Because tires have relatively high air pressure requirements, sometimes they are prone to blowouts, which have a great impact on combat. Tires and muddy roads are easy to fall into, but the track will not fall into it, because its contact area with the ground is much larger than the tires. The contact area with the ground, so it will not sink into the muddy road. Therefore, for the tank, the crawler type is used instead of the wheel type.
The pressure caused by the crawler on the ground is very large. Your continuous wall is dug 50 meters deep, and the subgrade box must be cushioned under the crawler shoes of the crane, or it is not easy to cause a collapse under the continuous wall. There are not many crawler rubbers for civil excavators. Tank crawlers now generally have ground rubber for crawler plates, rubber for track pins and ear hooks, and, for some, there are rubber for raceway surfaces. After replacing or disassembling the crawler and working for 20 hours, check and adjust the tension of the crawler to keep it normal. Too loose tension will easily cause the crawler belt to take off. Too tight will cause the crawler belt to elong, change the pitch, and cause accelerated wear of the iron teeth and drive wheels.

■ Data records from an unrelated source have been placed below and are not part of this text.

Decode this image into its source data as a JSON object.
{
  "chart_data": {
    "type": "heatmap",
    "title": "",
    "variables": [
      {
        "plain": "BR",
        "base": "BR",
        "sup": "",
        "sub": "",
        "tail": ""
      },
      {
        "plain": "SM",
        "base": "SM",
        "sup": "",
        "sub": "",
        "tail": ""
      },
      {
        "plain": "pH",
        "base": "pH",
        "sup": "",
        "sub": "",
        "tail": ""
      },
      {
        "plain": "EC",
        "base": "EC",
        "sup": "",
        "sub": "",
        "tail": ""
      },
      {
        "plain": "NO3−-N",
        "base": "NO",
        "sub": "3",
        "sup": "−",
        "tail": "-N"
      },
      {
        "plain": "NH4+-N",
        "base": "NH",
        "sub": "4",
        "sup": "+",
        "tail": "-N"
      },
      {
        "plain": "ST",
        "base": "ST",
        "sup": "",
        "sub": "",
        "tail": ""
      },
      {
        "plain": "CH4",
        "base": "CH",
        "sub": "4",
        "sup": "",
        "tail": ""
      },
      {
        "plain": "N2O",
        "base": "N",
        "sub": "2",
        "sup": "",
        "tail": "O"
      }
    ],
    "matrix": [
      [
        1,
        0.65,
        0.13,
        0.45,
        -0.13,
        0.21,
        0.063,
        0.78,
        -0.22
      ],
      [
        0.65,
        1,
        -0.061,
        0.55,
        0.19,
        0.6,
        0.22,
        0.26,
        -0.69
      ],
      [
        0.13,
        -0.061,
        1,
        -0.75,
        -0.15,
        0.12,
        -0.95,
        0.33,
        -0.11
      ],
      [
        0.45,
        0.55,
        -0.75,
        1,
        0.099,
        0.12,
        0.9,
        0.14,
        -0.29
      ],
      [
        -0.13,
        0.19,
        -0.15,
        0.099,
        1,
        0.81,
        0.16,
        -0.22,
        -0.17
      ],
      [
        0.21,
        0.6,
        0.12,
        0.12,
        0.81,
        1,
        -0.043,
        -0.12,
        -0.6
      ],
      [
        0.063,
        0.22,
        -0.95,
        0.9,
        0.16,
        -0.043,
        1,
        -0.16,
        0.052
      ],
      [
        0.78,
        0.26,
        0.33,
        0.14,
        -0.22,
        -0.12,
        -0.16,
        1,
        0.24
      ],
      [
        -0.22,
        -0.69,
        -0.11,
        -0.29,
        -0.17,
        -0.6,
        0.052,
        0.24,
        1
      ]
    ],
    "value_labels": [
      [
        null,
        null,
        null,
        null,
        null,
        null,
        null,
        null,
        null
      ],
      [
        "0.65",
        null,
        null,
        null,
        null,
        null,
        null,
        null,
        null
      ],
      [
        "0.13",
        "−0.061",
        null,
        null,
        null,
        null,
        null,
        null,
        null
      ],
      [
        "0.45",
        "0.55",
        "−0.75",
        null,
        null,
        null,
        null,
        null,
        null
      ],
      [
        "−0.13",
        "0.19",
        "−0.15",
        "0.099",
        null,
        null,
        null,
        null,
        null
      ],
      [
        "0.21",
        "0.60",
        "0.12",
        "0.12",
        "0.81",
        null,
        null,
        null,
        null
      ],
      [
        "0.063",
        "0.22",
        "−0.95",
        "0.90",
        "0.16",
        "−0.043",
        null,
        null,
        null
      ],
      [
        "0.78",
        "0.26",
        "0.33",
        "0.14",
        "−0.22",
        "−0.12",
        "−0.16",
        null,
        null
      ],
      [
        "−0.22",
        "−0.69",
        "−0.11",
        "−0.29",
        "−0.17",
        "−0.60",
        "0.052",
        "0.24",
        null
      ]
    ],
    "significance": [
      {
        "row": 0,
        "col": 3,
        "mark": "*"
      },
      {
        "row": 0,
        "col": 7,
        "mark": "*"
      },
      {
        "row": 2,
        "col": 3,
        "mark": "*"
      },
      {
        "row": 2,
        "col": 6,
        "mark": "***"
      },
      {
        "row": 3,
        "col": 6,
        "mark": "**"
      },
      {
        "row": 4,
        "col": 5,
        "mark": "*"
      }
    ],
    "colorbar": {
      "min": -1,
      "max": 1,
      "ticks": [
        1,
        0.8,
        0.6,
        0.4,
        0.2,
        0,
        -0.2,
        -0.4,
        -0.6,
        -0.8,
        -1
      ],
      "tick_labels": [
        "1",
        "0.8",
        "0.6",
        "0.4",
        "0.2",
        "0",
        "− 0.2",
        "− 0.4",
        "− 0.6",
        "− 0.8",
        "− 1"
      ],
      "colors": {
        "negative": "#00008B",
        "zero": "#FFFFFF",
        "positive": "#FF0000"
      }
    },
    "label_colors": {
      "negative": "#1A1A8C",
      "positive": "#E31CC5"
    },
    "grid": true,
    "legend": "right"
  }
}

When the ground ribs are arranged in reverse, the compaction of the soil can be reduced, and the self-cleaning of the crawler can be realized and the manual cleaning can be facilitated. When the track slips, the ground bar digs away a lot of soil like impeller blades, and part of the soil adheres to the surface of the track due to the compaction of the track, which affects the adhesion of the subsequent driving process. The reason why tanks can climb steep slopes, wider trenches, wading deep water, overhanging walls, passing through marshes, crossing fields, and galloping on the battlefield unimpeded, all rely on these two tracks. Simply put, the track is the leg of the tank. The metal bumps you mentioned are anti-slip ribs used to improve the firmness of the track shoe and the adhesion of the track to the ground.
High-strength track shoe bolts with rounded corners provide a long-lasting connection. In any harsh field environment, it can always reliably provide a steady stream of driving force. Track shoes are usually made of high manganese alloy steel. Due to the special stress effect of high manganese alloy steel, it shows the characteristics of harder and harder as it is worn, which can greatly enhance the wear resistance of the track shoe. It is mostly suitable for small light industry and small construction machinery industry. Light industry is generally agricultural machinery within one to four tons. The construction machinery industry is mostly used in the small drilling industry.
Commonly used track shoes are divided into three types according to the grounding shape, there are single-reinforced, three-reinforced and flat-bottomed, and some of them also use triangular track shoes. Single-reinforced track shoes are mainly used for bulldozers and tractors, because this type of machinery requires the track shoes to have a higher traction capacity when working. However, it is rarely used on excavators. This type of track shoe is only used when the excavator is equipped with a drill frame or requires a large horizontal thrust. A higher traction is required when turning from a child, so a higher crawler bar (ie, crawler spur) will squeeze away the soil (or ground) between the crawler bars, thereby affecting the mobility of the excavator.